Friday, 17 June 2016

Managing Vast, Sparse Memory On Linux

For a problem I'm working on, an efficient solution is to use a 32GB array, most of whose entries are unused. Fortunately this is no problem at all on 64-bit Linux using a couple of simple tricks.

The first trick is to allocate the array using the little-known (to me) MAP_NORESERVE option:

p = mmap(nullptr, 32 * 1024 * 1024 * 1024, PROT_READ | PROT_WRITE,
(I thought this was the default on Linux, so I'm not sure why it's needed, but it is with 4.5.5-201.fc23.x86_64 at least. Oddly enough, if I omit that flag and just do two 16GB mmaps, that works too.) Now you can write to that region and only the pages you write to will actually be allocated. Good times.
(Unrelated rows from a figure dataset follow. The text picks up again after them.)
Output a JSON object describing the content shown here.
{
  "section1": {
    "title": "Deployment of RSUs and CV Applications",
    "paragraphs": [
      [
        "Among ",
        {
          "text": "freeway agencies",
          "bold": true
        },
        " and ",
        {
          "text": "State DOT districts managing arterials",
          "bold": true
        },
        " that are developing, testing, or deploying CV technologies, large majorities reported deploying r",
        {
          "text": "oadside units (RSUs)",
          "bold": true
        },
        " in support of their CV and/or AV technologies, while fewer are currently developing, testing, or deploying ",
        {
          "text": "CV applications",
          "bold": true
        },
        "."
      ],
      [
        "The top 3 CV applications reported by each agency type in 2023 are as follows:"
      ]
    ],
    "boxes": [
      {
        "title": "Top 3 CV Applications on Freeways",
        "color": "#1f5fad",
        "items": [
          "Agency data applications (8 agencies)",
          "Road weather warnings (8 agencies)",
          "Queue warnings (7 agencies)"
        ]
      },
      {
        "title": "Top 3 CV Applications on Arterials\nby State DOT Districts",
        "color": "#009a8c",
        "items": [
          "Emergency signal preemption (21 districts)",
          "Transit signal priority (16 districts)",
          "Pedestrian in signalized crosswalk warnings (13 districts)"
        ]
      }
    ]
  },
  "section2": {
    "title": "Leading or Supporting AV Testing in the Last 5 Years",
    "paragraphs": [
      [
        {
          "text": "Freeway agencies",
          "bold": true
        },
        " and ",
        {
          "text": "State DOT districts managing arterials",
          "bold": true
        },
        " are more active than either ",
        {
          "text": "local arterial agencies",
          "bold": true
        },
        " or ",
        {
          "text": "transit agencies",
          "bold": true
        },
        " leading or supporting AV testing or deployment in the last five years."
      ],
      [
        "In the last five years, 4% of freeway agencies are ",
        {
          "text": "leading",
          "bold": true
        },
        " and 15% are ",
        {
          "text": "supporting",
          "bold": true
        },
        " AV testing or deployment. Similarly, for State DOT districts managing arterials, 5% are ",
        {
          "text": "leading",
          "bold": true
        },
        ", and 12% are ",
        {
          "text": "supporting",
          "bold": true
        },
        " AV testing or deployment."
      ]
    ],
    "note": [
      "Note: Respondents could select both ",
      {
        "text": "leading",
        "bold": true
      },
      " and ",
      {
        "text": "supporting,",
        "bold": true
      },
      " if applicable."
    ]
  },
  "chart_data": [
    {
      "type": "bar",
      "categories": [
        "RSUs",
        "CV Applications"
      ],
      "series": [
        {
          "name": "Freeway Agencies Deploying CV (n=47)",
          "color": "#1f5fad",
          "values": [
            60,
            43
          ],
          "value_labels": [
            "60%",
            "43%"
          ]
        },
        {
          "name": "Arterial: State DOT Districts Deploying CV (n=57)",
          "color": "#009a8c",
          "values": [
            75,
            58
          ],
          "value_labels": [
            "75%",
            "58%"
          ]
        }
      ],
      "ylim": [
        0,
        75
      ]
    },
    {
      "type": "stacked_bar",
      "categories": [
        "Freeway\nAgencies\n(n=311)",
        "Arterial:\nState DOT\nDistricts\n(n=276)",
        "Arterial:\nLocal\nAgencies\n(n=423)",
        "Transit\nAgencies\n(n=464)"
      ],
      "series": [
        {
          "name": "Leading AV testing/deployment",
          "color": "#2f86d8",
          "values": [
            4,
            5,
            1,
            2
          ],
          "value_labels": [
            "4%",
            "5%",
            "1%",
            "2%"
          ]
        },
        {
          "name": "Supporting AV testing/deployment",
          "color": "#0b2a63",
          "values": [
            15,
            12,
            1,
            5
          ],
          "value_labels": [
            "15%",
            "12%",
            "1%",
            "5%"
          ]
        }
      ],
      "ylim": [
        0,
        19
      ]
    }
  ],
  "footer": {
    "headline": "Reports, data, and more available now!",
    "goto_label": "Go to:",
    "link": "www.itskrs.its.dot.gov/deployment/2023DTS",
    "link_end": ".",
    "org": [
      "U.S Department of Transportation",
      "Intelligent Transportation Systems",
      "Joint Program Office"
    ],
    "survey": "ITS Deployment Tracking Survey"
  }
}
Now, once in a while I want to clear that memory or just some subsections of it. memset(array, 0, size) is out of the question since it would take a very long time and would also probably cause all those pages to be allocated, killing my process if I'm lucky and the entire system if I'm less lucky.

Fortunately we have madvise(array, size, MADV_DONTNEED)! For a MAP_ANONYMOUS mapping like ours, this delightful system call simply frees all the pages in the range and instructs the kernel to use fresh zero pages next time the memory is read or written. Not only is it theoretically efficient, it's fast in practice. I can touch 10,000 scattered pages in my 32GB array and then zero the entire array with one MADV_DONTNEED in 12ms total.
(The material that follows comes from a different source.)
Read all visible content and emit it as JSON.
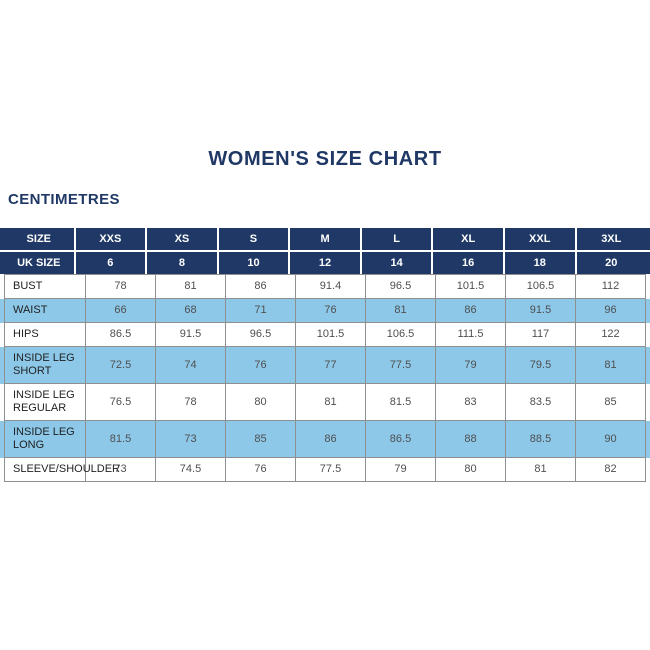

It would be nice if tricks like these worked for pages with values other than just zeroes. For example, Firefox sometimes needs large allocations filled with 0xFF000000 for graphics buffers, or special bit patterns representing "poisoned" memory for security purposes. I think you could implement something like that using userfaultfd or mapping a file from a custom FUSE filesystem, but they would probably be significantly slower.


  1. A colleague and I implemented something similar for on-demand paged decompression of large files (OAT and ART) on Android. After doing DONTNEED we mprotect()'d the same page range to no access, and then used the segfault handler to create the desired page contents and change the page protections. In our case that was reading a compressed page into a fixed bufer and decompressing it to the desired place. In your case, just fill it with 0xFF000000 of 0xDEADBEEF or whatever you want.

  2. Linux defaults to heuristic overcommit, which means that when it sees a mmap that is obviously far too big, it refuses to do it. That's sysctl vm.overcommit_memory mode 0. You probably want mode 1, always overcommit. Then you could do your 32 GB mmap in one step.